Proponents of force on the right found an unlikely ally in CNN's Christiane Amanpour, who denounced her fellow panelists on Thursday's edition of AC360 Later, saying America has a moral obligation to intervene.

"The president of the United States and the most moral country in the world based on the most moral principles in the world ... cannot allow this to go unchecked," Amanpour said angrily.

She later tweeted that her passion was based on "justice and the moral imperative," and she was trying to recall "America's proud history of now-forgotten humanitarian interventionalism."

A way out

Habeeb said horrific violence in Syria is nothing new. He cited the long history of the Assad family's use of extreme measures to enforce their control of the sharply divided country. The current president's father, Hafez al-Assad crushed a rebellion in 1982, and after laying siege to the city of Hama for weeks, massacred an estimated 20,000 people and razed the town flat with bulldozers.

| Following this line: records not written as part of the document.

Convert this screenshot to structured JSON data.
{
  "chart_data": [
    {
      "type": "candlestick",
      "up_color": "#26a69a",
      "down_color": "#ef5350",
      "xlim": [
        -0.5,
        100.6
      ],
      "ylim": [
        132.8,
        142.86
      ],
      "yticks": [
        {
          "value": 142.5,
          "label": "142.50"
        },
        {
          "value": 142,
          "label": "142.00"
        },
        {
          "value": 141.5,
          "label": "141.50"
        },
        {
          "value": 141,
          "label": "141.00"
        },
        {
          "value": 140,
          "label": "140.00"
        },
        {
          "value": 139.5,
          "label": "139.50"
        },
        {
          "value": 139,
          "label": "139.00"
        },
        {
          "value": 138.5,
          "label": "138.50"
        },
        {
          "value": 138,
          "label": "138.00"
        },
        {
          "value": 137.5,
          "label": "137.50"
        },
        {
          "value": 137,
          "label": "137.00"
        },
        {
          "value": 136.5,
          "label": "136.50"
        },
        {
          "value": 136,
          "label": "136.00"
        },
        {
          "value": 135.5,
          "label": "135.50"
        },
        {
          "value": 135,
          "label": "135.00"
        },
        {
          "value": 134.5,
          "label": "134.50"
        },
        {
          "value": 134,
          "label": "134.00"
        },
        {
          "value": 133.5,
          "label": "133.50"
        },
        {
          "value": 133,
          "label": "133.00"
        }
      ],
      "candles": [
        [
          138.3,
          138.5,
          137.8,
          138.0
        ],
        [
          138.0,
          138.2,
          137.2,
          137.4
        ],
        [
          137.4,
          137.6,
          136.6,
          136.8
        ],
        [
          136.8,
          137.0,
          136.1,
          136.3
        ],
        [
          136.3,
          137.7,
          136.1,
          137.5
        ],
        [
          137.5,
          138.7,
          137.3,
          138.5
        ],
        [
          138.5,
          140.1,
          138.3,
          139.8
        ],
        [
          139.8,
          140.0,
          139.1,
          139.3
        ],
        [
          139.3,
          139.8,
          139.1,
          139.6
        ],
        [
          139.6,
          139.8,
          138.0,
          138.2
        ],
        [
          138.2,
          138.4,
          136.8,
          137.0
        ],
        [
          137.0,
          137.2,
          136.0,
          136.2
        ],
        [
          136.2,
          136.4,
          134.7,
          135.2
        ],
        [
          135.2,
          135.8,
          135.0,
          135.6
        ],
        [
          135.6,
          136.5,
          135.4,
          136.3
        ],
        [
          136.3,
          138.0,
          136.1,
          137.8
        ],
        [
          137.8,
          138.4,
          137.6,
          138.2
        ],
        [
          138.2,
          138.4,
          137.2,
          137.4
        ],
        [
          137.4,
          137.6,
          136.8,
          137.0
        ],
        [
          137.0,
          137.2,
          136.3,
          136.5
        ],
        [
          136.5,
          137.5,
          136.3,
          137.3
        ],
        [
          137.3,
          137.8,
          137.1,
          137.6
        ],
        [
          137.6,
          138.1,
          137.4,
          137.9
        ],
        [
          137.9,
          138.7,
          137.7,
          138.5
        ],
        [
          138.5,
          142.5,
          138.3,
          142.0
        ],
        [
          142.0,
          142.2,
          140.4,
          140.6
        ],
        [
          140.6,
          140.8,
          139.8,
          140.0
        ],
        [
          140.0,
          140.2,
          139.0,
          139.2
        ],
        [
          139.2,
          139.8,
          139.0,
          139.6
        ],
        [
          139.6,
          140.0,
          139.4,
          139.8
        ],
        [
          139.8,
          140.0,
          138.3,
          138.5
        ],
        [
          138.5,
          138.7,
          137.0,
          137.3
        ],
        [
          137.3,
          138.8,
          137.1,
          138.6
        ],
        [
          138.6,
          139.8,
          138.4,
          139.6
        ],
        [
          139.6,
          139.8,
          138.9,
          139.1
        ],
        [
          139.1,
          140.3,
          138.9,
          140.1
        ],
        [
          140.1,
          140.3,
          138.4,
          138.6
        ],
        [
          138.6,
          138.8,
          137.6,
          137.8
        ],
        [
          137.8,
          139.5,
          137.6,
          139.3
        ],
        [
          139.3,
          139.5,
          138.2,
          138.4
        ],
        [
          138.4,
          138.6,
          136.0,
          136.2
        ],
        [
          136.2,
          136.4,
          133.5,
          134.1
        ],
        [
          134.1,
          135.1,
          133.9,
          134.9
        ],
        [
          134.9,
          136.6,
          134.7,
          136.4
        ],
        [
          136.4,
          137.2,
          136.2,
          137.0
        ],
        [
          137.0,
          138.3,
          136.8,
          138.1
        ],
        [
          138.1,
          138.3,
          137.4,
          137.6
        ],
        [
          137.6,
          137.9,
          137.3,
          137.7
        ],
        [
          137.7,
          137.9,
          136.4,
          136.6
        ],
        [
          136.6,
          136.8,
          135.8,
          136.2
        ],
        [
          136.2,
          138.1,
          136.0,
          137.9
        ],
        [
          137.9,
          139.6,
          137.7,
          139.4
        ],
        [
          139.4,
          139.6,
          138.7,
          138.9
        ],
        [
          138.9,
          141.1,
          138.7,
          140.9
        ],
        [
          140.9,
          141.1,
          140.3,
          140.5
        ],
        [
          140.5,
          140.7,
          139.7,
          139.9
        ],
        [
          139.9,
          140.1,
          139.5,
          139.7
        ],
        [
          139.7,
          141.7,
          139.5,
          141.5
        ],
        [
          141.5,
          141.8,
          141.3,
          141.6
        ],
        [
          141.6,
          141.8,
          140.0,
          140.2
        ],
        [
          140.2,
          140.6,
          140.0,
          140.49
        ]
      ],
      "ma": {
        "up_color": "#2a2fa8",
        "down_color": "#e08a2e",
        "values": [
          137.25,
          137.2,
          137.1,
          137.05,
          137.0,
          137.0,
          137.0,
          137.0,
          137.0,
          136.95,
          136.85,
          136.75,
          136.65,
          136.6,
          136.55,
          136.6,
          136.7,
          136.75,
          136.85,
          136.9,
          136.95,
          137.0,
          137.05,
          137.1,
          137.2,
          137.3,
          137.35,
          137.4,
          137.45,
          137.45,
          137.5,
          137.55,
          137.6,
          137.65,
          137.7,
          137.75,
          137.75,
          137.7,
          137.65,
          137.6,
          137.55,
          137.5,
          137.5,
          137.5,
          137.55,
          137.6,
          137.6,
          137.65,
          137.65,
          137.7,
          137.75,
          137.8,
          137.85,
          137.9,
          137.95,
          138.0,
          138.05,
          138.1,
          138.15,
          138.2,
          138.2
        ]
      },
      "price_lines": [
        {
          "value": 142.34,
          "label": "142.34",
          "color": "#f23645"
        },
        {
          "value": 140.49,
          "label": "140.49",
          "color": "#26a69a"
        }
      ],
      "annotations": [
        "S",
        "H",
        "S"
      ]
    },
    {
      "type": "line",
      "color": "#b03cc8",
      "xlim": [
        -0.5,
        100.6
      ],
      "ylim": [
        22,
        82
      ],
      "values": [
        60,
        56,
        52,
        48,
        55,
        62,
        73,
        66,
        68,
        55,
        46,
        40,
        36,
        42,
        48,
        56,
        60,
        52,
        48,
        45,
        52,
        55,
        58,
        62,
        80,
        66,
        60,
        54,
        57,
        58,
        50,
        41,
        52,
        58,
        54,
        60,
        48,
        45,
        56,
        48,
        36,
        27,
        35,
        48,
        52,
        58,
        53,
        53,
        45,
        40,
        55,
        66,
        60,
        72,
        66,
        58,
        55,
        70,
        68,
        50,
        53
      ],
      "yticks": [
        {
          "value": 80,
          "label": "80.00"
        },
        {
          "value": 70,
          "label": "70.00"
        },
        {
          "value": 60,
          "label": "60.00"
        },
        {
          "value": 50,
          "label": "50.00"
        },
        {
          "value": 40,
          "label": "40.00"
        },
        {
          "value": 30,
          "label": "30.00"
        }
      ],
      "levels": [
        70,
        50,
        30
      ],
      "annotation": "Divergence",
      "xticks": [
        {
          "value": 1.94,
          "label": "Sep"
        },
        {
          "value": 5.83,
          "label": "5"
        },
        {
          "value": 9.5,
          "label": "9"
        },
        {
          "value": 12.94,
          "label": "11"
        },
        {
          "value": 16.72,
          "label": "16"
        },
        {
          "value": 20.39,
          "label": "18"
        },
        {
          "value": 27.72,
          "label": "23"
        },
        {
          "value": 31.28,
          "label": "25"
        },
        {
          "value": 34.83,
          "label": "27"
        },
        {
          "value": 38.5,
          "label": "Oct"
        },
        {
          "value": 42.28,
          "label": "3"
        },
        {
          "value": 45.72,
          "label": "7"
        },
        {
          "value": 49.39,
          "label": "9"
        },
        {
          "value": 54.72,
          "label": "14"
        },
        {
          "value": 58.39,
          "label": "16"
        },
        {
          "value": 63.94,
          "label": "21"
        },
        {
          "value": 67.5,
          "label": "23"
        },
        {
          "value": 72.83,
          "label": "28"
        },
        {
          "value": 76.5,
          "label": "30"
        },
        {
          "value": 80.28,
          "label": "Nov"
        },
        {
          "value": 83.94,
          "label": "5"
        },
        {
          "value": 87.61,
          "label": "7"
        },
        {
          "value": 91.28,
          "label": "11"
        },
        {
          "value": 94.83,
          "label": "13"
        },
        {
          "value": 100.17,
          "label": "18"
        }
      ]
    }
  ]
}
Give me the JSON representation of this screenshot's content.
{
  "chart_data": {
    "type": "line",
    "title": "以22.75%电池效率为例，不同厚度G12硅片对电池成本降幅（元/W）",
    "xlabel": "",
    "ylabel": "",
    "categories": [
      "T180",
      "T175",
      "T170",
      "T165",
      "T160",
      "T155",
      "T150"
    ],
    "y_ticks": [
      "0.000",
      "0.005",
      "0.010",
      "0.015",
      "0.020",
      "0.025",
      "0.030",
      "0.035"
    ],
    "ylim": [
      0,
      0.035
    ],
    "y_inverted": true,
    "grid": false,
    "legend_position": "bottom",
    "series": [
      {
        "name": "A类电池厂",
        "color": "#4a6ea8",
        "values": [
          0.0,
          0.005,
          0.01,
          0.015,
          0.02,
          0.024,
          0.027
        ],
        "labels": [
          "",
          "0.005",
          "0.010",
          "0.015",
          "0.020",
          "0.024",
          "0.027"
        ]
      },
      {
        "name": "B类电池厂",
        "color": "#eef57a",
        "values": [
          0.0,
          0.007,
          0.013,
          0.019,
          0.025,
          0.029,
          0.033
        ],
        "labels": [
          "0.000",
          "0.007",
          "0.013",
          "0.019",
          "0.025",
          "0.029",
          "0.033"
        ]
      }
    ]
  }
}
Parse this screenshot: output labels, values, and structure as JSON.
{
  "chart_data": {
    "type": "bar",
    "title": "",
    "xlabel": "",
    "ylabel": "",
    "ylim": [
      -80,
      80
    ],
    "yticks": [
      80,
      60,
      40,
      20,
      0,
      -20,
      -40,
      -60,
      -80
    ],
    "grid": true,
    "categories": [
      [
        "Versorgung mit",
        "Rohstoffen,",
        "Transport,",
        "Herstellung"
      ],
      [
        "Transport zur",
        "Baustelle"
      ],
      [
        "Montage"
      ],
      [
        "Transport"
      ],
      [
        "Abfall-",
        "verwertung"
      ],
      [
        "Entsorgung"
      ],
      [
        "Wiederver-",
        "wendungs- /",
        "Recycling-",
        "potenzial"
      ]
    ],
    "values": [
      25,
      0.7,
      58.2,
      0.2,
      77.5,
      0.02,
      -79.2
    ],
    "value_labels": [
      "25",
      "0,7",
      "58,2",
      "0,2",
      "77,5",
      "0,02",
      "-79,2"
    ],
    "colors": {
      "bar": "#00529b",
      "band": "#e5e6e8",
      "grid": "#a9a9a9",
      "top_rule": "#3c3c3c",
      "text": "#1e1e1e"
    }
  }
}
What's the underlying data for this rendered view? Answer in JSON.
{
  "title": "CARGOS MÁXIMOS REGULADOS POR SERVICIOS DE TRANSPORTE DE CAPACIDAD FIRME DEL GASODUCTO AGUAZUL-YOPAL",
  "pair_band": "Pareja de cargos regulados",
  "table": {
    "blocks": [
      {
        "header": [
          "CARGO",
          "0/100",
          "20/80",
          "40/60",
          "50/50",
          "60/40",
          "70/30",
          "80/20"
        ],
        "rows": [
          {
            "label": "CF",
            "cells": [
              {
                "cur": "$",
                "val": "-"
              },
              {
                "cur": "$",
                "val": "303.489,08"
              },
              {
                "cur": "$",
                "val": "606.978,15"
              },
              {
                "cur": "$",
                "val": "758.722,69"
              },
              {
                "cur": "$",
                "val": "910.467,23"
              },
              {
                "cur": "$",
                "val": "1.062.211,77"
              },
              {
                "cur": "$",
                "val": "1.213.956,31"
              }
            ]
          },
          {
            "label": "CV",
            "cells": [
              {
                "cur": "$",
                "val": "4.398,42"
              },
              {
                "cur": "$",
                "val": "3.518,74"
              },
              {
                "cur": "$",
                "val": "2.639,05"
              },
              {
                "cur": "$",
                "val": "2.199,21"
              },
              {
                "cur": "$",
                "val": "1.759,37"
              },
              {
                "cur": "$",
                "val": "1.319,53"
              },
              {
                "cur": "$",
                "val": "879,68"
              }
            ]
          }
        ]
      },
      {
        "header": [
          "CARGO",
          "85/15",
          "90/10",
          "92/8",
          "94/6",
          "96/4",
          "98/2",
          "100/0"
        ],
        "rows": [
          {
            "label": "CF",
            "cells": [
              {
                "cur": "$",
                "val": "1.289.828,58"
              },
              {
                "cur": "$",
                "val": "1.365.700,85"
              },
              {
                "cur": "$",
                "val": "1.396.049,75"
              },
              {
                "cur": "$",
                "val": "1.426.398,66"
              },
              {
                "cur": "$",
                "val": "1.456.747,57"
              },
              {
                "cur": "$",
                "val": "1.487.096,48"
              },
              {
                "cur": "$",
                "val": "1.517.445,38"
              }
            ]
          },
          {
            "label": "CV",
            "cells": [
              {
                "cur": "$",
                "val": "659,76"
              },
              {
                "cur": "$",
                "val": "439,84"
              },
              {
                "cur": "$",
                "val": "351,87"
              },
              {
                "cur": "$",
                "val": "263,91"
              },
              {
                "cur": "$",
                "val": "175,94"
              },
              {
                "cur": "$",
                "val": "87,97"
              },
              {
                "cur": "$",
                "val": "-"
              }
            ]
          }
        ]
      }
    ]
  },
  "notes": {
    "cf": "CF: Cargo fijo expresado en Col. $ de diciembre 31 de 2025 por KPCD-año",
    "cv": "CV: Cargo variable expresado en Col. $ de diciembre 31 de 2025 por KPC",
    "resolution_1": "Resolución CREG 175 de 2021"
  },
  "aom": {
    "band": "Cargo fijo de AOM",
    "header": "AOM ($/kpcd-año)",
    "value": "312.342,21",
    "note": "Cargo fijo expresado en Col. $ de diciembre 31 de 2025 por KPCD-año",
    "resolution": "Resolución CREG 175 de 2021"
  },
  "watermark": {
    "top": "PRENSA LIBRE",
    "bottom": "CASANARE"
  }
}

"Is this just really worse than what his father did, killing 20,000 people and mowing a town down to the ground?" said Habeeb, who argues that poison gas is not a weapon of mass destruction.

"Chemical weapons are battlefield weapons," he said. "They are not weapons of mass destruction – we're not talking about something like Hiroshima, where there's a flash and 150,000 people are dead."

He pointed out that the talks with Russia could offer a way out that could keep things from getting wildly out of hand.

Russia has a legitimate interest in Syria, he said, with a military base in Tartus, which offers Russia its only access to the Mediterranean. It has supported the Assad family for more than 40 years because they have opposed Sunni fundamentalists, who despise Russia.

The Syrians quickly latched onto the idea of a settlement because it legitimizes Bashar Assad as the leader of the nation – his enemies don't regard him as legitimate president and consider him a religious heretic.

"It appears that they are serious," he said of Russia's diplomatic efforts. "Russia does not have an interest in a radicalized Syria being controlled by al-Qaeda or Sunni fundamentalists. It would keep Assad in power and could prevent Syria from turning into a Yemen or an Afghanistan.

"The Russian offer could get Obama out of a corner of his own making," Habeeb said. "Obama won't need to use force to maintain his credibility, and he could spin it to look his threat forced the agreement."